Monday, November 19, 2007

Don't give up on team morale problems

Takeaway: Project managers should keep their eyes open for morale problems and look for ways to turn things around. Here are some suggestions.

Have you been the project manager for a team that had poor morale? I'm not referring to one malcontent. I'm talking about a team that has a pervasive morale problem. You may see symptoms of poor morale in the way team members respond to you, their lack of enthusiasm, or if they get angry at small matters, etc. The thing about poor morale is that people don't like to keep it to themselves. If one team member has poor morale, he wants to spread that fact so that others will come over to his side. As they say, "Misery loves company."

Morale problems don't happen overnight, and they can't be resolved overnight. Sometimes the morale problems are caused by the project itself. Other times the causes are out of your control. This could be the case when a company has lower revenue or staff cutbacks. However, even if the causes are not in your control (and remember many times they are) you have to take action. Here are some examples of how to address morale problems.

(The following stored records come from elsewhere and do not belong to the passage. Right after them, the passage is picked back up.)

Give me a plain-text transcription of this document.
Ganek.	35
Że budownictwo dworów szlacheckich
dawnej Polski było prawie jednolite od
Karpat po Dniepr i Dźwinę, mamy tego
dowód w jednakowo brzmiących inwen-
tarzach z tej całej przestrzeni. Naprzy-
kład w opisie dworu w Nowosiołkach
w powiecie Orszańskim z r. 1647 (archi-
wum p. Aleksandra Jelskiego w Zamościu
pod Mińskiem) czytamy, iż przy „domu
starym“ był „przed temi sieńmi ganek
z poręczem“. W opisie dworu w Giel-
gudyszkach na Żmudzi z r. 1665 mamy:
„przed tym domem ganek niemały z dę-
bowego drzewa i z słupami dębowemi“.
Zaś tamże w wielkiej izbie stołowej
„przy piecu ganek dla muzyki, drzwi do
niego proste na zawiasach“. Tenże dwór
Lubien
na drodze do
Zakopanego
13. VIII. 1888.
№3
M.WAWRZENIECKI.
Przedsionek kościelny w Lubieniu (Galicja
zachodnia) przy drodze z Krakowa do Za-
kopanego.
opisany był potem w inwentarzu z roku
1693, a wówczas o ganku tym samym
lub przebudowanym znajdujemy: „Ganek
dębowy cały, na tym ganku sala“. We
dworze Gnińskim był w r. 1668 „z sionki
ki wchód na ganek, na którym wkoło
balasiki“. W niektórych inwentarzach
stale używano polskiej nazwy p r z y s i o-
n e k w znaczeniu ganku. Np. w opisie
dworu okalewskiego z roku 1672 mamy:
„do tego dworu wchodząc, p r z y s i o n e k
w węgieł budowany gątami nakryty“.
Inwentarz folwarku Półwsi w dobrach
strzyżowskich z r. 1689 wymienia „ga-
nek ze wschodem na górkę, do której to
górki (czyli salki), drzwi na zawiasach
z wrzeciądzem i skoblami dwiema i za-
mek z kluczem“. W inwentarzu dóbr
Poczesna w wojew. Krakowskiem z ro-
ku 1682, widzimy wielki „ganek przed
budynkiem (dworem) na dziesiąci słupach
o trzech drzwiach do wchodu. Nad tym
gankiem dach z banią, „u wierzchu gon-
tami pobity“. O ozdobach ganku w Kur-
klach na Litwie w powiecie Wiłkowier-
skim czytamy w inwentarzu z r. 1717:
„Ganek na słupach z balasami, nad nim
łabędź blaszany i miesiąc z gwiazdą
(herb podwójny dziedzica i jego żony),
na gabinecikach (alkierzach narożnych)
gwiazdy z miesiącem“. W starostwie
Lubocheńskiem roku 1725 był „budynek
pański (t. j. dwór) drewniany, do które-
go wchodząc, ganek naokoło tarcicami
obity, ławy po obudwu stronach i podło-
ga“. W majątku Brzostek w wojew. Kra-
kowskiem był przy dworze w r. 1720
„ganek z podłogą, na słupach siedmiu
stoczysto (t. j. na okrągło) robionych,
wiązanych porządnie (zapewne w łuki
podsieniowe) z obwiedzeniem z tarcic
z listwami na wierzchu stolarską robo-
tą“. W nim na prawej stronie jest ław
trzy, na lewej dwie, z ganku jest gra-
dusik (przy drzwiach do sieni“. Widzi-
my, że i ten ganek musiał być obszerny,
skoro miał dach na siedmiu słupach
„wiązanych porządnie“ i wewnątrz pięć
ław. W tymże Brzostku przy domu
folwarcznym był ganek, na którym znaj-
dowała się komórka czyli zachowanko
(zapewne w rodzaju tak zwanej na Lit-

  • Be a good listener. You'll find that the simple act of listening will help people's morale. It shows that you at least recognize the problems and are concerned.
  • Say "thank you" for good contributions. If team members feel that the project manager recognizes their contributions, it will go a long way toward helping them feel better about their situation.
  • Assign more challenging work. This is a tough one because, in most cases, the work is the work and you can't change the basic nature of that work. However, there are some things you can do to introduce new challenges. For instance, you can rotate people into new roles. If two people have done the same job for a long time, switch them. This gives each person an opportunity to learn new skills and new areas of expertise, while also giving you more backup coverage. You can also give people more responsibility. This might include letting new people manage the budget for the team, putting people in charge of subteams, and assigning new people to manage the work of contractors.
  • Provide opportunities to learn new technologies. You can try to rotate people into new technologies, switch responsibilities to allow people to learn new skills, and increase the training opportunities.
  • Make sure people know what's expected of them. You should make sure people are clear on what their job responsibilities are, what their current work activities are, and how their contributions help the entire project to be successful.
  • Offer more flexibility. Allowing people more control over their jobs and lives can help morale. Offer flextime options or some form of telecommuting.
  • Get the right equipment. Make sure people have the right hardware and software they need to do their jobs. It's especially frustrating for people to work on slow equipment, especially when hardware is so cheap.
  • Look for opportunities to have fun. Let’s not forget this one. Look for an opportunity for a social events, pizza parties, birthday cakes, etc.
  • Solicit opinions and ideas from employees. The project manager should encourage team members to become involved and offer their insights on assignments. If team members feel like their opinions and ideas are valuable, they will feel better about their situation.

Project managers should keep their eyes open for morale problems and look for ways to turn things around. Regardless of the limitations of your role, there are always some things that are within your control.